A proprietária das lojas Bonny, Olga Naka, informou que no sábado anterior não abriu as portas por causa do comunicado feito pela prefeitura, mas ao sair nas ruas supreendeu-se com a maioria das lojas aberta. Sábado, 27, ela preferiu mater a butique fechada.
O proprietário das Casas Ajita, Fábio Ajita, está reticente em relação ao assunto. ‘‘A gente abre em função da concorrência, mas preferíamos ficar com as lojas fechadas.’’ No último sábado, ele manteve apenas uma de suas três lojas funcionando, e mesmo assim só até as 16 horas. Ajita defende uma negociação entre empregados e sindicato patronal, com as partes cedendo: ‘‘O bom seria abrir apenas nos meses em que há datas comemorativas, como maio, junho, agosto, outubro e dezembro. Mas é preciso que haja uma definição logo, porque até os clientes estão perdidos’’.
FiscalizaçãoOs comerciantes de Londrina também estão descontentes com a intensa fiscalização da Prefeitura.
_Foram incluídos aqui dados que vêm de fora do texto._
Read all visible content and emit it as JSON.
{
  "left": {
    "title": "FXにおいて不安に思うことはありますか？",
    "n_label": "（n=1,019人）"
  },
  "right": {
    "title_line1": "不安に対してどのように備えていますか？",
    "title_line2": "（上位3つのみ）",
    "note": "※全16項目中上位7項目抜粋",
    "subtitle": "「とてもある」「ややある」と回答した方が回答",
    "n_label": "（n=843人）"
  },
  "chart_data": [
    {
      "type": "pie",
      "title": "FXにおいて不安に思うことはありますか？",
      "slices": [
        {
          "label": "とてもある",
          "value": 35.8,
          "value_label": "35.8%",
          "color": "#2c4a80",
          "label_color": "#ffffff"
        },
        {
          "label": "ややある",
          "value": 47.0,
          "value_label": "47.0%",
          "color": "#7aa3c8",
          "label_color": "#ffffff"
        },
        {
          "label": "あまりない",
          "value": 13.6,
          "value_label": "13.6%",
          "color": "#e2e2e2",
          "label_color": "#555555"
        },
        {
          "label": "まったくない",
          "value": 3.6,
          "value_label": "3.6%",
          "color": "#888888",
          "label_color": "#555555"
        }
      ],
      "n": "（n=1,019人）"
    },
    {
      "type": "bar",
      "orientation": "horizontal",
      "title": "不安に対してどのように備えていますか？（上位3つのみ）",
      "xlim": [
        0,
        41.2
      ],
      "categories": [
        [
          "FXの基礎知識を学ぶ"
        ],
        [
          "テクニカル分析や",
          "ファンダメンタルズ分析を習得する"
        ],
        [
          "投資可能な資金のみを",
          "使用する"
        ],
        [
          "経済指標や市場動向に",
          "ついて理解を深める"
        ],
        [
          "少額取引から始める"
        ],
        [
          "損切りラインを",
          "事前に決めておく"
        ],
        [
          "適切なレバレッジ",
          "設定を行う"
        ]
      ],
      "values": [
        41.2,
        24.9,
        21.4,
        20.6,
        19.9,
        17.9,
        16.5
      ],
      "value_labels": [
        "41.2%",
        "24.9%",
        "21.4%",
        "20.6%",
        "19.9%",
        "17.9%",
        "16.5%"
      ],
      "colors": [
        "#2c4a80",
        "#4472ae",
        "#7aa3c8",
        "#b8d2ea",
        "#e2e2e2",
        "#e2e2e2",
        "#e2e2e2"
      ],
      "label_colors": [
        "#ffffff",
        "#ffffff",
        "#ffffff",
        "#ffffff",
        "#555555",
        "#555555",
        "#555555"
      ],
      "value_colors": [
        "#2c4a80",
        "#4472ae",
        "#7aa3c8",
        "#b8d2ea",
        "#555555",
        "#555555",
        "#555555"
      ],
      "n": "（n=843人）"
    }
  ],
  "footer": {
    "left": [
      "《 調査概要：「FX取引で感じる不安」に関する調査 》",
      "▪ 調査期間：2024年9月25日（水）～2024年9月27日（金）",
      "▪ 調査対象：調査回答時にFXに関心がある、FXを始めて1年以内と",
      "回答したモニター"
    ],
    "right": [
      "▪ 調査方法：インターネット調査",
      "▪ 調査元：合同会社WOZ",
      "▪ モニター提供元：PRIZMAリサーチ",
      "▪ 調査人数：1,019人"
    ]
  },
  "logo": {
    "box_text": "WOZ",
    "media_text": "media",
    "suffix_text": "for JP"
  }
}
Fiscais têm percorrido o centro da cidade informando os comerciantes sobre decisão do Tribunal de Justiça do dia 20 de dezembro. Essa medida suspendeu a permissão dada no mês de março pela 4ª Vara Cívil de Londrina e com isso cassou a permissão de abertura das lojas nas tardes de sábado.
Mas o advogado do Sindicato Patronal do Comércio Varejista (Sincoval), José Valter Oliveira Custódio, diz que a medida ainda não tem valor por não ter sido publicada no Diário Oficial da Justiça. Essa publicação está prevista para o início de fevereiro.
Quando a decisão for publicada no Diário Oficial, volta a valer em Londrina o que é determinado pelo Código de Posturas do Município: o funcionamento do comércio de segunda a sexta-feira das 8 às 18 horas e aos sábados das 9 às 13 horas. A norma não atinge as lojas de departamento que possuem horário diferenciado.
O presidente do Sindicato, Sinézio Scudeler, disse que, caso prevaleça a determinação, aos pequenos lojistas sobra a opção de trabalhar como camelôs. ‘‘Não teremos que pagar tributos, funcionários, nem nos preocuparmos com questões de higiene. Talvez o trabalho seja mais suave’’, ironiza.
O secretário de Fazenda do município, Paulo Bernardo, reconhece que enquanto não for publicada, a decisão não precisa ser cumprida.